Taking all these factors into account, I have estimated that improvements in the treatment of acute MI, especially the rapid deployment of PCI, account for an estimated decrease of 45.2 in-hospital deaths per 100,000 annually after adjustment for the impact of primary prevention, which represents 13.7 % of the total decline in heart attack deaths between 1970 and 2009 (see Table A.5 in the appendix).
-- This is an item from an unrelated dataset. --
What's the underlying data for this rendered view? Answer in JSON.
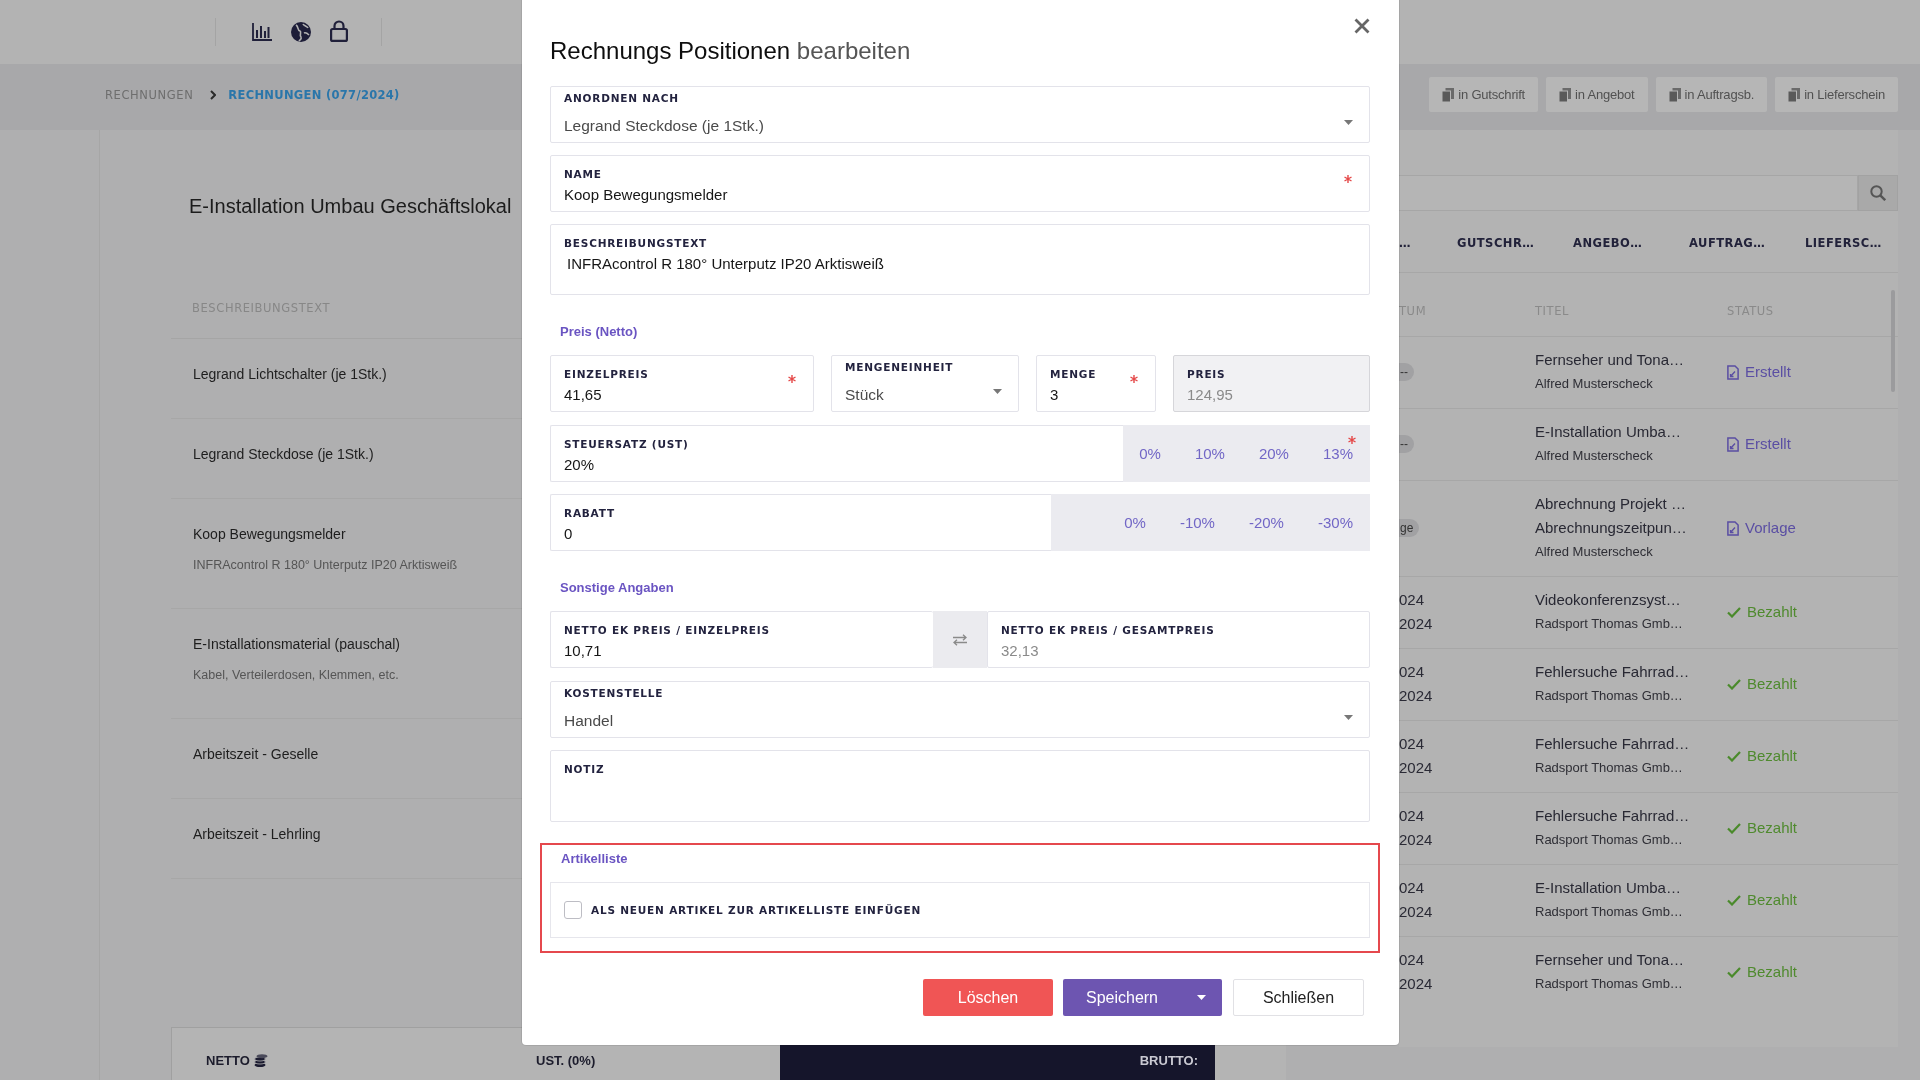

I believe that this figure represents a far more current and accurate estimate of the contribution of acute MI interventions to the decline in CHD mortality than the IMPACT model’s combined 2.8% estimate for thrombolysis, angioplasty, and CABG in the acute setting for 1980–2000. The impact of acute MI interventions has probably increased since 2009, due to continuing technological improvements and efficiency in delivering timely intervention.